Hace muchos años vivía con mis padres en una pequeña finca  cerca a Arjona en el departamento del César. Era una zona semidesértica y en los intensos veranos, los campesinos que se enorgullecían de lo agreste e inhóspita de la región, decían que los árboles perseguían a los perros con la esperanza de que se los orinaran.

Hoy, después de tantos años de estar buscando respuestas, todavía no encuentro una explicación lógica y razonable, de cómo hacia mi padre para alimentar a su familia; éramos ocho hijos. Los veranos eran intensos, pero cuando llovía, pasaban días, semanas, meses lloviendo.

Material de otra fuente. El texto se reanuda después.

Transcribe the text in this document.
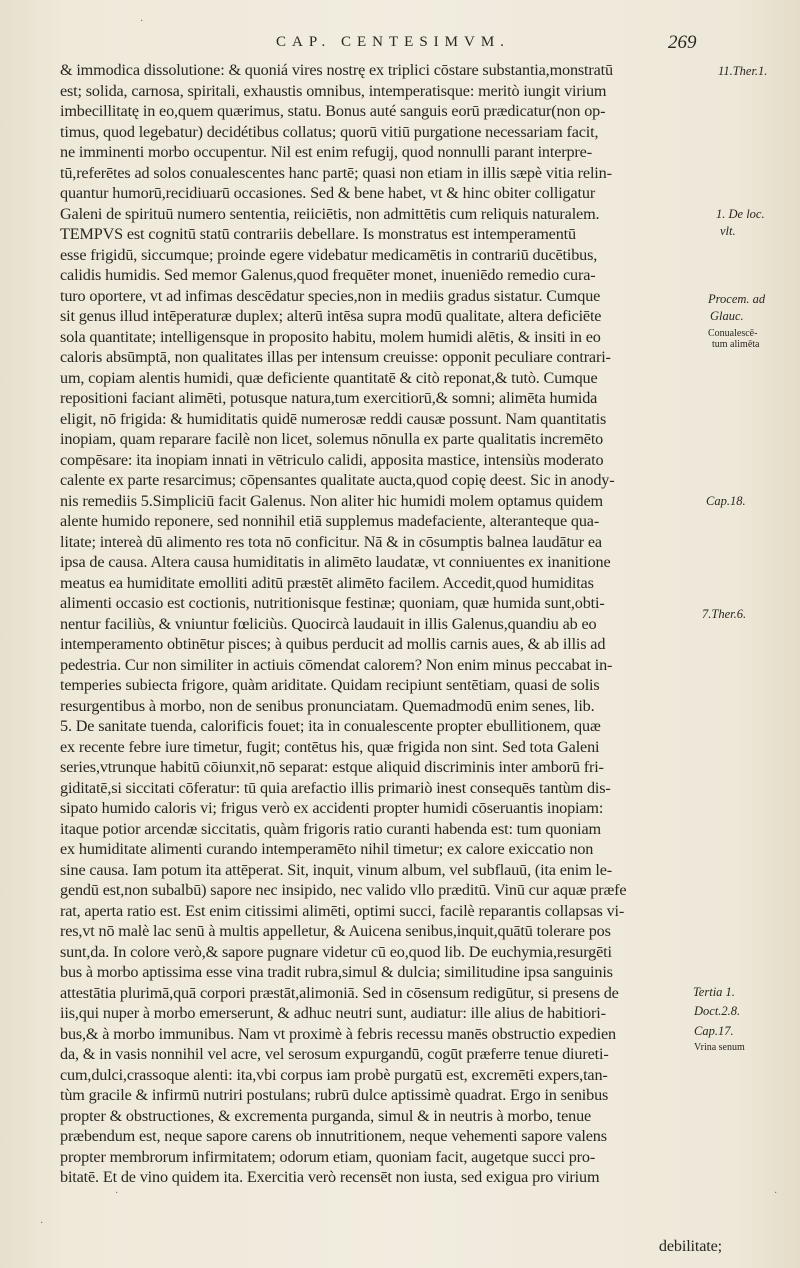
CAP. CENTESIMVM.	269
& immodica dissolutione: & quoniá vires nostrę ex triplici cōstare substantia,monstratū
est; solida, carnosa, spiritali, exhaustis omnibus, intemperatisque: meritò iungit virium
imbecillitatę in eo,quem quærimus, statu. Bonus auté sanguis eorū prædicatur(non op-
timus, quod legebatur) decidétibus collatus; quorū vitiū purgatione necessariam facit,
ne imminenti morbo occupentur. Nil est enim refugij, quod nonnulli parant interpre-
tū,referētes ad solos conualescentes hanc partē; quasi non etiam in illis sæpè vitia relin-
quantur humorū,recidiuarū occasiones. Sed & bene habet, vt & hinc obiter colligatur
Galeni de spirituū numero sententia, reiiciētis, non admittētis cum reliquis naturalem.
TEMPVS est cognitū statū contrariis debellare. Is monstratus est intemperamentū
esse frigidū, siccumque; proinde egere videbatur medicamētis in contrariū ducētibus,
calidis humidis. Sed memor Galenus,quod frequēter monet, inueniēdo remedio cura-
turo oportere, vt ad infimas descēdatur species,non in mediis gradus sistatur. Cumque
sit genus illud intēperaturæ duplex; alterū intēsa supra modū qualitate, altera deficiēte
sola quantitate; intelligensque in proposito habitu, molem humidi alētis, & insiti in eo
caloris absūmptā, non qualitates illas per intensum creuisse: opponit peculiare contrari-
um, copiam alentis humidi, quæ deficiente quantitatē & citò reponat,& tutò. Cumque
repositioni faciant alimēti, potusque natura,tum exercitiorū,& somni; alimēta humida
eligit, nō frigida: & humiditatis quidē numerosæ reddi causæ possunt. Nam quantitatis
inopiam, quam reparare facilè non licet, solemus nōnulla ex parte qualitatis incremēto
compēsare: ita inopiam innati in vētriculo calidi, apposita mastice, intensiùs moderato
calente ex parte resarcimus; cōpensantes qualitate aucta,quod copię deest. Sic in anody-
nis remediis 5.Simpliciū facit Galenus. Non aliter hic humidi molem optamus quidem
alente humido reponere, sed nonnihil etiā supplemus madefaciente, alteranteque qua-
litate; intereà dū alimento res tota nō conficitur. Nā & in cōsumptis balnea laudātur ea
ipsa de causa. Altera causa humiditatis in alimēto laudatæ, vt conniuentes ex inanitione
meatus ea humiditate emolliti aditū præstēt alimēto facilem. Accedit,quod humiditas
alimenti occasio est coctionis, nutritionisque festinæ; quoniam, quæ humida sunt,obti-
nentur faciliùs, & vniuntur fœliciùs. Quocircà laudauit in illis Galenus,quandiu ab eo
intemperamento obtinētur pisces; à quibus perducit ad mollis carnis aues, & ab illis ad
pedestria. Cur non similiter in actiuis cōmendat calorem? Non enim minus peccabat in-
temperies subiecta frigore, quàm ariditate. Quidam recipiunt sentētiam, quasi de solis
resurgentibus à morbo, non de senibus pronunciatam. Quemadmodū enim senes, lib.
5. De sanitate tuenda, calorificis fouet; ita in conualescente propter ebullitionem, quæ
ex recente febre iure timetur, fugit; contētus his, quæ frigida non sint. Sed tota Galeni
series,vtrunque habitū cōiunxit,nō separat: estque aliquid discriminis inter amborū fri-
giditatē,si siccitati cōferatur: tū quia arefactio illis primariò inest consequēs tantùm dis-
sipato humido caloris vi; frigus verò ex accidenti propter humidi cōseruantis inopiam:
itaque potior arcendæ siccitatis, quàm frigoris ratio curanti habenda est: tum quoniam
ex humiditate alimenti curando intemperamēto nihil timetur; ex calore exiccatio non
sine causa. Iam potum ita attēperat. Sit, inquit, vinum album, vel subflauū, (ita enim le-
gendū est,non subalbū) sapore nec insipido, nec valido vllo præditū. Vinū cur aquæ præfe
rat, aperta ratio est. Est enim citissimi alimēti, optimi succi, facilè reparantis collapsas vi-
res,vt nō malè lac senū à multis appelletur, & Auicena senibus,inquit,quātū tolerare pos
sunt,da. In colore verò,& sapore pugnare videtur cū eo,quod lib. De euchymia,resurgēti
bus à morbo aptissima esse vina tradit rubra,simul & dulcia; similitudine ipsa sanguinis
attestātia plurimā,quā corpori præstāt,alimoniā. Sed in cōsensum redigūtur, si presens de
iis,qui nuper à morbo emerserunt, & adhuc neutri sunt, audiatur: ille alius de habitiori-
bus,& à morbo immunibus. Nam vt proximè à febris recessu manēs obstructio expedien
da, & in vasis nonnihil vel acre, vel serosum expurgandū, cogūt præferre tenue diureti-
cum,dulci,crassoque alenti: ita,vbi corpus iam probè purgatū est, excremēti expers,tan-
tùm gracile & infirmū nutriri postulans; rubrū dulce aptissimè quadrat. Ergo in senibus
propter & obstructiones, & excrementa purganda, simul & in neutris à morbo, tenue
præbendum est, neque sapore carens ob innutritionem, neque vehementi sapore valens
propter membrorum infirmitatem; odorum etiam, quoniam facit, augetque succi pro-
bitatē. Et de vino quidem ita. Exercitia verò recensēt non iusta, sed exigua pro virium
11.Ther.1.
1. De loc.
vlt.
Procem. ad
Glauc.
Conualescē-
tum alimēta
Cap.18.
7.Ther.6.
Tertia 1.
Doct.2.8.
Cap.17.
Vrina senum
debilitate;
·
·
·	·
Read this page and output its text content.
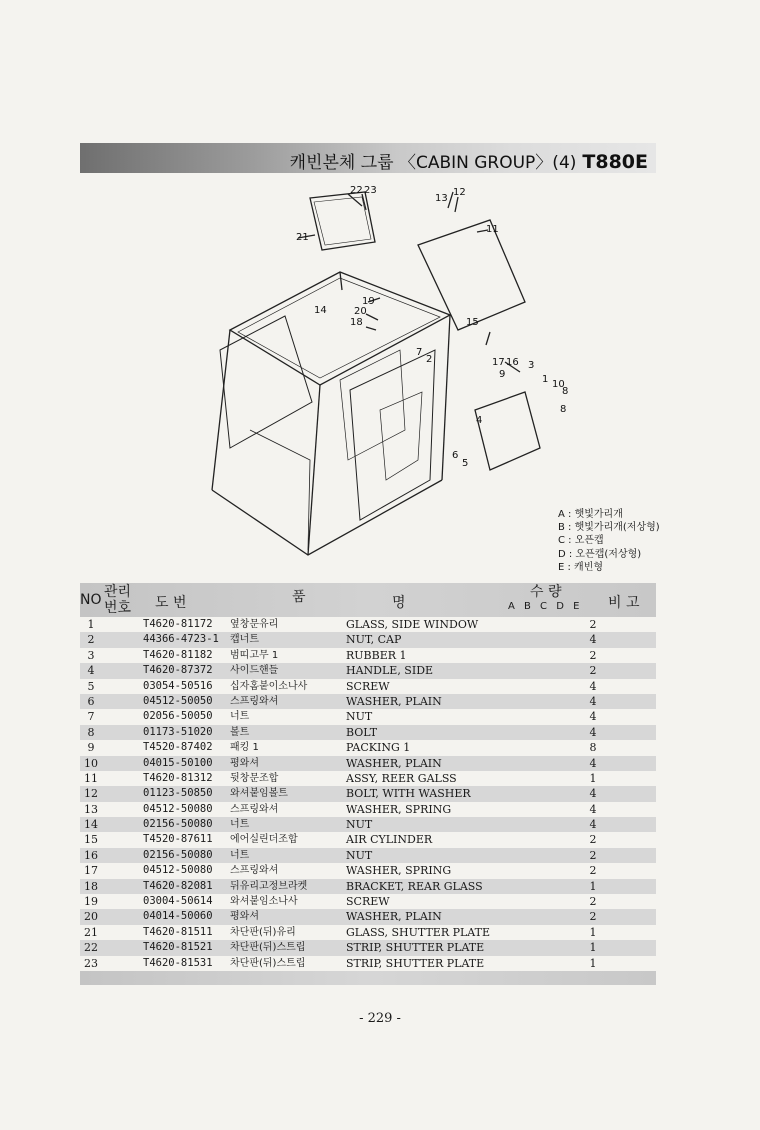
캐빈본체 그룹 〈CABIN GROUP〉(4) T880E
22 23
21
13
12
11
19
20
18
14
15
7
2	17 16 3
9	1 10
8
8
4
6
5
A : 햇빛가리개
B : 햇빛가리개(저상형)
C : 오픈캡
D : 오픈캡(저상형)
E : 캐빈형
NO 관리
번호 도 번	품	명
수 량
A B C D E 비 고
1	T4620-81172 옆창문유리	GLASS, SIDE WINDOW	2
2	44366-4723-1 캡너트	NUT, CAP	4
3	T4620-81182 범띠고무 1	RUBBER 1	2
4	T4620-87372 사이드핸들	HANDLE, SIDE	2
5	03054-50516 십자홈붙이소나사	SCREW	4
6	04512-50050 스프링와셔	WASHER, PLAIN	4
7	02056-50050 너트	NUT	4
8	01173-51020 볼트	BOLT	4
9	T4520-87402 패킹 1	PACKING 1	8
10	04015-50100 평와셔	WASHER, PLAIN	4
11	T4620-81312 뒷창문조합	ASSY, REER GALSS	1
12	01123-50850 와셔붙임볼트	BOLT, WITH WASHER	4
13	04512-50080 스프링와셔	WASHER, SPRING	4
14	02156-50080 너트	NUT	4
15	T4520-87611 에어실린더조합	AIR CYLINDER	2
16	02156-50080 너트	NUT	2
17	04512-50080 스프링와셔	WASHER, SPRING	2
18	T4620-82081 뒤유리고정브라켓	BRACKET, REAR GLASS	1
19	03004-50614 와셔붙임소나사	SCREW	2
20	04014-50060 평와셔	WASHER, PLAIN	2
21	T4620-81511 차단판(뒤)유리	GLASS, SHUTTER PLATE	1
22	T4620-81521 차단판(뒤)스트립	STRIP, SHUTTER PLATE	1
23	T4620-81531 차단판(뒤)스트립	STRIP, SHUTTER PLATE	1
- 229 -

Todo era extremo.

Recuerdo con una claridad fotográfica al vecino apuntando con una escopeta a Nerón, un perro criollo, feo y malhumorado que solo cumplía con su deber de ladrar por las noches para alejar al merodeador, que solo existía en la mente de mi padre, ya que en el lugar no había nada que robar.

Escuché la detonación y sentí el olor a pólvora, luego vi como el estertor de la muerte se regaba por la piel del animal. Mi hermano menor, que quizás era el único que lo quería, lloraba. Mi padre le explicaba que el perro tenía “mal de rabia” y el único camino era eliminarlo. Insistía en que era un animal “atravesado”, malhumorado, que desde un par de noches atrás se había vuelto juguetón y tierno, y eso, insistía mi padre,  era un indicio concluyente de su enfermedad, que se hizo aún más evidente cuando al entrar el vecino, no lo agredió como otras veces, sino todo lo contrario, lo saludó y lamió tiernamente.

Luego Nerón corrió por toda la parcela, correteó las gallinas sin atacarlas, y saludó a otros perros, con alegría desbordante. Ese cambio abrupto en su temperamento, que anunciaba la proximidad de las lluvias, alarmó a mi padre y a los vecinos, quienes decidieron darle un plato con leche, convencidos de que un animal con rabia no la tomaría. El perro estaba tan alegre, tan entusiasmado, como si hubiera terminado de hibernar, e  ignoró la leche y el vecino, en su inmensa sabiduría dictaminó: tiene mal de rabia. Y él mismo ejecutó la sentencia.

Hoy, sentado frente al mar, viendo llover y sintiendo el galope de los recuerdos en mi mente y la sensibilidad a flor de piel, pienso en Nerón. El día que sintió la felicidad de vivir lo mataron. Y pienso en el vecino y lo veo después de tantos años apuntando con la escopeta al perro. Siento el mismo miedo de entonces,  temo que el vecino este por ahí y pueda ver la tormenta emocional que me produce la lluvia, y al igual que el perro, me sentencie y el mismo ejecute la pena.